Stressing that the semester will end in two months, Çelik was hopeless about reversing his child's problem. “Every day my son seeks good news from me. He worked weekends to save money for his education, but the ministry is doing everything to let my son down,” he added.

Obscure names of schools baffle students

The reduction of the types of occupational and technical schools from 22 to two -- occupational and technical Anatolian schools and multi-program Anatolian high schools -- as part of the transformation of regular high schools into Anatolian high schools begun in 2010 and was recently completed.

However, after this change, the names of the occupational and technical schools do not indicate the sub-fields which the students want to specialize in, resulting in many students mistakenly registering in schools which do not offer courses in their chosen sub-fields.

For example, some students who enrolled in Ümraniye Cumhuriyet Occupational and Technical School and 75. Yıl Cumhuriyet Occupational and Technical School learned after registering that these schools do not offer courses in the field of health but in commerce, contrary to what they believed.
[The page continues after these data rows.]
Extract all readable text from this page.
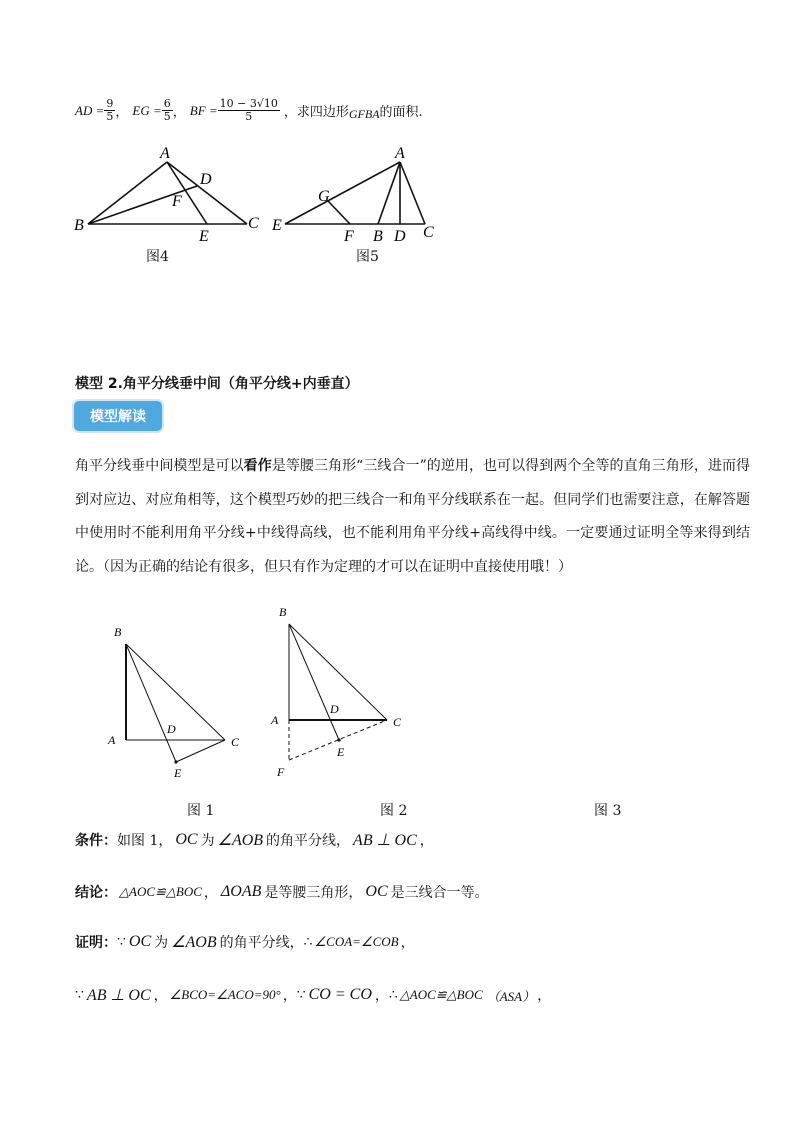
AD = $\frac{9}{5}$ ， EG = $\frac{6}{5}$ ， BF = $\frac{10 - 3√10}{5}$ ，求四边形 GFBA 的面积.
A
B	C
D
E
F
图4
A
B	C
D
E
F
G
图5
模型 2.角平分线垂中间（角平分线+内垂直）
模型解读

角平分线垂中间模型是可以看作是等腰三角形“三线合一”的逆用，也可以得到两个全等的直角三角形，进而得到对应边、对应角相等，这个模型巧妙的把三线合一和角平分线联系在一起。但同学们也需要注意，在解答题中使用时不能利用角平分线+中线得高线，也不能利用角平分线+高线得中线。一定要通过证明全等来得到结论。（因为正确的结论有很多，但只有作为定理的才可以在证明中直接使用哦！）

B
A	C
D
E
图 1
B
A	C
D
E
F
图 2	图 3
条件： 如图 1， OC 为 ∠AOB 的角平分线， AB ⊥ OC ，
结论： △AOC≌△BOC ， ΔOAB 是等腰三角形， OC 是三线合一等。
证明： ∵ OC 为 ∠AOB 的角平分线， ∴ ∠COA=∠COB ，
∵ AB ⊥ OC ， ∠BCO=∠ACO=90° ， ∵ CO = CO ， ∴ △AOC≌△BOC （ASA） ，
These students consequently had to apply for transfers to other schools.

S.B., a student from Edirne province, was forced to seek a transfer from her chosen school, which did not offer courses in the field of health, contrary to what she had thought. As a result she was forced to enroll in a school that accepts admission scores far lower than hers.

The TEOG-based enrollment system has been a disaster, with many students this year being enrolled in schools far away from their homes by the system. Thousands of students were placed in schools they had never picked while others were automatically enrolled in distant schools.

The ministry had promised that students would be placed in the nearest schools but the problems remain unsolved.